PortalPlayer, Inc.
- Industry: Semiconductors
- Founded: 1999; 27 years ago
- Defunct: 2007
- Fate: Acquired by Nvidia
- Headquarters: United States
- Area served: Worldwide
- Products: SoCs

= PortalPlayer =

American semiconductor company

PortalPlayer, Inc., founded in 1999, was a fabless semiconductor company that supplied system-on-a-chip semiconductors, firmware and software for personal media players. The company handled semiconductor design and firmware development, while subcontracting the actual semiconductor manufacturing to merchant foundries.

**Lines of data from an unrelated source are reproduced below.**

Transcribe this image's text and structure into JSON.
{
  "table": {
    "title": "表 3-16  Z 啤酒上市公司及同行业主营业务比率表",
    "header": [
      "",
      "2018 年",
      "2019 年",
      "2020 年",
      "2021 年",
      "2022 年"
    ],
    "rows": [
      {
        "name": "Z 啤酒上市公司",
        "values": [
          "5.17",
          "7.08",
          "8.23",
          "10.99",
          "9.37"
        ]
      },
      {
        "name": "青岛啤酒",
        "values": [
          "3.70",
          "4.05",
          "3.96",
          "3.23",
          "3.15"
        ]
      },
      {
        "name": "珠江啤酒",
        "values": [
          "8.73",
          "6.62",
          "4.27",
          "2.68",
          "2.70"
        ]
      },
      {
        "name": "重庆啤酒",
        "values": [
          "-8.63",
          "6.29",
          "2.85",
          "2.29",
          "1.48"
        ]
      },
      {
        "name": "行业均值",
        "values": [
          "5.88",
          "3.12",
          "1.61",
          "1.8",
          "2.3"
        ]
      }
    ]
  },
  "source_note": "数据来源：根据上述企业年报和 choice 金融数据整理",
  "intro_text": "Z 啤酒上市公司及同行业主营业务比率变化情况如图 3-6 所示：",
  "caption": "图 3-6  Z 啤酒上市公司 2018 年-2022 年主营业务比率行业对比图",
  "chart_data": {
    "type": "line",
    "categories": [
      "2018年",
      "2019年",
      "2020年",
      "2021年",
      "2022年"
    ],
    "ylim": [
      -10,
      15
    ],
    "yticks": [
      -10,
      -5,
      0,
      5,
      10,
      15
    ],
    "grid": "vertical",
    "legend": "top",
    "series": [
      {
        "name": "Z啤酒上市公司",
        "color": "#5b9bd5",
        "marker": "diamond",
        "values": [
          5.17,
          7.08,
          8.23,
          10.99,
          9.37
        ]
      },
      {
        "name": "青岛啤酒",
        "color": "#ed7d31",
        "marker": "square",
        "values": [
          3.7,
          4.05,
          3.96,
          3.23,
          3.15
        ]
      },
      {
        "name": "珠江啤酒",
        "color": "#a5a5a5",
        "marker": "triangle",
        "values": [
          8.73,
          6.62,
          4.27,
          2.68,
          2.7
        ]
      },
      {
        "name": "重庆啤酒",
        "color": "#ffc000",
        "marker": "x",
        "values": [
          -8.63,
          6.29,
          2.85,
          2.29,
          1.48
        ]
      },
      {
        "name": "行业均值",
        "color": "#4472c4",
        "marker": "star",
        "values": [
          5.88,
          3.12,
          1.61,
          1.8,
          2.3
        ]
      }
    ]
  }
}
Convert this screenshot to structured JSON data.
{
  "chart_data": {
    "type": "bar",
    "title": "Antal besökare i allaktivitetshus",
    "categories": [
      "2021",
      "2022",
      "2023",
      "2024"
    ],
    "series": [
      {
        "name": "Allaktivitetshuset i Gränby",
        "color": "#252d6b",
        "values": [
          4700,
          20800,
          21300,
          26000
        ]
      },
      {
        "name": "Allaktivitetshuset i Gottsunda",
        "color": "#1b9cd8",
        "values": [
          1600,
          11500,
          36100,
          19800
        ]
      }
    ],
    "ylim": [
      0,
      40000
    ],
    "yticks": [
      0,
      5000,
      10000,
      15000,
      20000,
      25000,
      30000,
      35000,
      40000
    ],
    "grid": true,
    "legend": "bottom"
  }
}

It gained recognition as the company with which Apple contracted for the development of the original iPod. The company went public with an IPO in November 2004 and traded on the NASDAQ under ticker symbol PLAY. Sales to Apple grew to 90% of the company's gross revenue, which ultimately hurt the company when Apple switched media processor chip vendors in its iPod lines.

On January 5, 2007, Nvidia Corporation announced that it had acquired PortalPlayer, Inc. for about $357 million.

==Products==

===PortalPlayer 5002===
Dual ARM7TDMI cores with shared SRAM (3x 32KB banks). Errata in memory controller leads to halved data cache performance but fast SRAM. As the ARM7TDMI does not support cache coherency, individual ARM7TDMI cores do not have coherent views of DRAM. Custom logic is used to introduce coherency into the SRAM.

Used by the following devices:
- iPod: Generations 1, 2 and 3

===PortalPlayer 5003===
System-on-a-chip containing two ARM7 CPU cores, each running at up to 90 MHz. Fixes 5002 cache bug greatly improving performance of DRAM.

Used by the following devices:
- Rio Karma

===PortalPlayer 5020===

System-on-a-chip containing two ARM CPU cores, each running at 75 MHz. Expanded SRAM to 4 banks (128KB) using a crossbar style switch.

Used by the following devices:
- iPod: Generation 4, iPod Photo, and first generation iPod Mini
- Philips HDD100/120 (Unconfirmed)
- Tatung Elio M310 (system/pp5020.mi4 contains the string "PP5020AF-05.11-TG01-11.40-TG01-11.40-DT" and "Copyright(c) 1999 - 2003 PortalPlayer, Inc.")
- Virgin player 5GB
- MSI Megaplayer 540, has firmware system/pp5020.mi4 including "PP5020AF..." string, in Germany it has been sold as Medion MD81034 by ALDI
- iriver H10, all variations, including the 5GB, 6GB, and 20GB models
- Edirol R-1 (Unconfirmed rumor on what chip but unit displays "Powered by PortalPlay Inc. 1999-2004"
- M-AUDIO Microtrack ver.1 " string pp5020d-tf"
- Olympus m:robe MR-100

===PortalPlayer 5021C-TDF===

Used by the following devices:
- iPod: First generation iPod Nano and fifth generation iPod with video

===PortalPlayer 5022===
SRAM is no longer partitioned into fast and slower banks; all have uniform access speed.

Used by the following devices:
- iPod: Second generation iPod Mini
- Philips: GoGear HDD1630/HDD6320/HDD6330 > PP 5022 + codec Wolfson WM8731L

===PortalPlayer 5024===

PP5022 with integrated Austria Microsystems AS3514 DAC and power management chip.

Used by the following devices:
- Sandisk Sansa e200 series
- Philips GoGear SA9200

===PortalPlayer APX===

PortalPlayer's application processor series.